Sensor technology can improve accuracy of prostate cancer diagnosis
New research has shown how a smart sensor chip, able to pick up on subtle differences in glycoprotein molecules, can improve the accuracy and efficiency of prostate cancer diagnosis.
Researchers at the University of Birmingham believe that the novel technology will help improve the process of early stage diagnosis.
Glycoprotein molecules, proteins that are covalently bound to one or more carbohydrate chains, perform a wide range of functions in cell surfaces, structural tissues and blood. Because of their essential role in our immune response, they are useful clinical biomarkers for detecting prostate cancer and other diseases.
The team of chemical engineers and chemists, created a sensor chip with synthetic receptors along a 2D surface to identify specific, targeted glycoprotein molecules that are differentiated by their modified carbohydrate chains.
In doing so, they developed a more accurate and efficient way of diagnosing prostate cancer than the current tests which rely heavily on antibodies.
These antibodies are expensive to produce, subject to degeneration when exposed to environmental changes (such as high temperatures or UV light) and more importantly, have a high rate of false-positive readings.
Professor Paula Mendes said, “There are two key benefits here. Crucially for the patient, it gives a much more accurate reading and reduces the number of false positive results. Furthermore, our technology is simple to produce and store, so could feasibly be kept on the shelf of a doctors’ surgery anywhere in the world. It can also be recycled for multiple uses without losing accuracy.”
Most previous research on detecting glycoproteins centred on the protein of the molecule. Problematically for diagnosis, the protein part of glycoproteins does not always change if the body is diseased.
The findings, published in the journal Chemical Science, show how the rate of false readings that come with antibody based diagnosis can be reduced by the smart technology that focuses on the carbohydrate part of the molecule.

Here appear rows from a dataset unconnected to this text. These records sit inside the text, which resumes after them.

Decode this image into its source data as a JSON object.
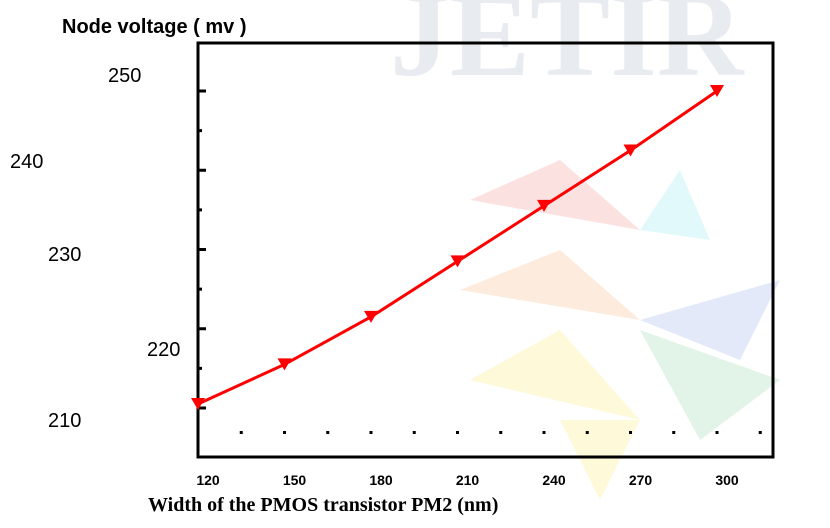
{
  "chart_data": {
    "type": "line",
    "title": "Node voltage ( mv )",
    "xlabel": "Width of the PMOS transistor PM2 (nm)",
    "ylabel": "",
    "x": [
      120,
      150,
      180,
      210,
      240,
      270,
      300
    ],
    "x_tick_labels": [
      "120",
      "150",
      "180",
      "210",
      "240",
      "270",
      "300"
    ],
    "y_tick_labels": [
      "250",
      "240",
      "230",
      "220",
      "210"
    ],
    "xlim": [
      110,
      330
    ],
    "ylim": [
      209,
      253
    ],
    "grid": false,
    "series": [
      {
        "values": [
          210.5,
          215.5,
          221.5,
          228.5,
          235.5,
          242.5,
          250.0
        ],
        "color": "#ff0000",
        "marker": "triangle-down"
      }
    ]
  },
  "watermark": {
    "text": "JETIR"
  }
}
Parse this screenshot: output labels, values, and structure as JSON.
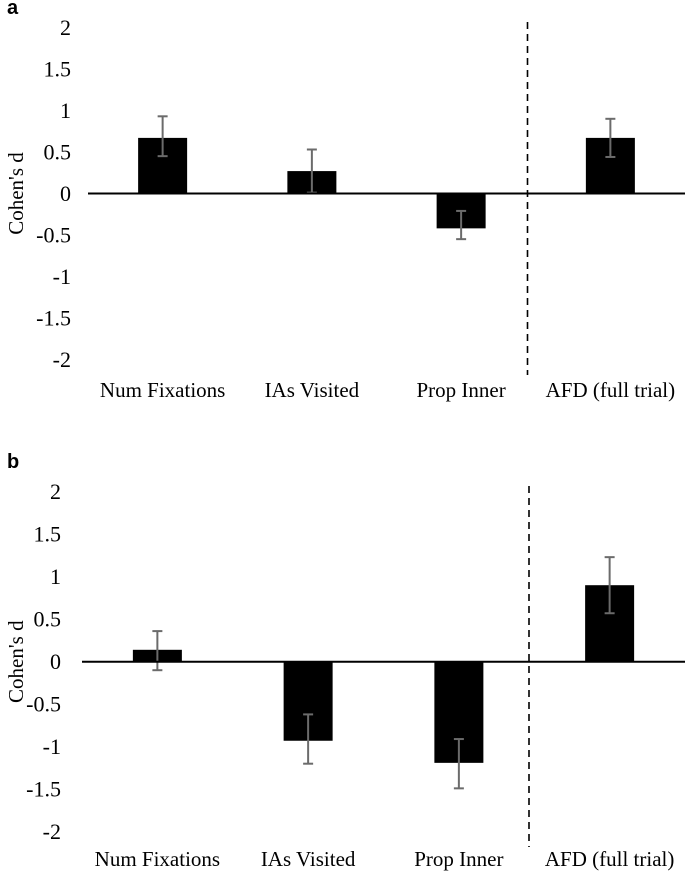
{
  "figure": {
    "colors": {
      "background": "#ffffff",
      "bar": "#000000",
      "error_bar": "#6b6b6b",
      "axis": "#000000",
      "separator": "#000000",
      "text": "#000000"
    }
  },
  "chart_data": [
    {
      "type": "bar",
      "panel_label": "a",
      "title": "",
      "xlabel": "",
      "ylabel": "Cohen's d",
      "ylim": [
        -2,
        2
      ],
      "ytick_labels": [
        "2",
        "1.5",
        "1",
        "0.5",
        "0",
        "-0.5",
        "-1",
        "-1.5",
        "-2"
      ],
      "grid": false,
      "legend": null,
      "categories": [
        "Num Fixations",
        "IAs Visited",
        "Prop Inner",
        "AFD (full trial)"
      ],
      "values": [
        0.67,
        0.27,
        -0.42,
        0.67
      ],
      "error_low": [
        0.45,
        0.01,
        -0.55,
        0.44
      ],
      "error_high": [
        0.93,
        0.53,
        -0.21,
        0.9
      ],
      "separator": "dashed vertical line between Prop Inner and AFD (full trial)"
    },
    {
      "type": "bar",
      "panel_label": "b",
      "title": "",
      "xlabel": "",
      "ylabel": "Cohen's d",
      "ylim": [
        -2,
        2
      ],
      "ytick_labels": [
        "2",
        "1.5",
        "1",
        "0.5",
        "0",
        "-0.5",
        "-1",
        "-1.5",
        "-2"
      ],
      "grid": false,
      "legend": null,
      "categories": [
        "Num Fixations",
        "IAs Visited",
        "Prop Inner",
        "AFD (full trial)"
      ],
      "values": [
        0.14,
        -0.93,
        -1.19,
        0.9
      ],
      "error_low": [
        -0.1,
        -1.2,
        -1.49,
        0.57
      ],
      "error_high": [
        0.36,
        -0.62,
        -0.91,
        1.23
      ],
      "separator": "dashed vertical line between Prop Inner and AFD (full trial)"
    }
  ]
}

The complex sugar structure in glycoprotein can be subtly different between samples from healthy and diseased patients. In order to achieve more accurate readings, the team wanted to identify the presence of disease by detecting a particular glycoprotein which has specific sugars in a specific location in the molecule.
Professor Mendes added, “Biomarkers such as glycoproteins are essential in diagnostics as they do not rely on symptoms perceived by the patient, which can be ambiguous or may not appear immediately. However, the changes in the biomarkers can be incredibly small and specific and so we need technology that can discriminate between these subtle differences – where antibodies are not able to.”
To engineering the sensor chip, the team developed a smart surface with nano-cavities that fit the particular target glycoprotein.
To create the nano-cavities, the sugar part of the prostate cancer glycoprotein is reacted with a custom-designed molecule that contains a boron group at one end (the boron linkage forms a reversible bond to the sugar). The other end of this custom molecule is made to react with molecules that have been tethered to a gold surface. The glycoprotein is then bound to the surface via its sugar groups, before the rest of the surface is blocked with a third molecule.
When the glycoprotein is removed (by breaking the reversible boron bonds) it leaves behind a perfect cast. Within that cast, there was a special area with boron-containing molecules that can recognise a specific set of sugars.
Professor Mendes said, “It is essentially a lock, and the only key that will fit is the specific prostate cancer glycoprotein that we’re looking for. Other glycoproteins might be the right size, but they won’t be able to bind to the very specific arrangement of boron groups.”
Dr John Fossey added, “It’s estimated that one in eight men will suffer from prostate cancer at some point in their life, so there’s a clear need for more accurate diagnosis. By focussing on the sugar, we appear to have hit the ‘sweet spot’ for doing just that. Our focus now is to take this technology and develop it into something accessible to people across the world.”
The team also hope that further investment, and collaboration with commercial partners, will open the door to adapting the current technology for other diseases.
Dr Fossey continued, “We believe that this could be applicable to other diagnostic challenges. Lots of diseases produce specific glycoproteins, so there are a number of possible avenues to improve the accuracy of our diagnoses.”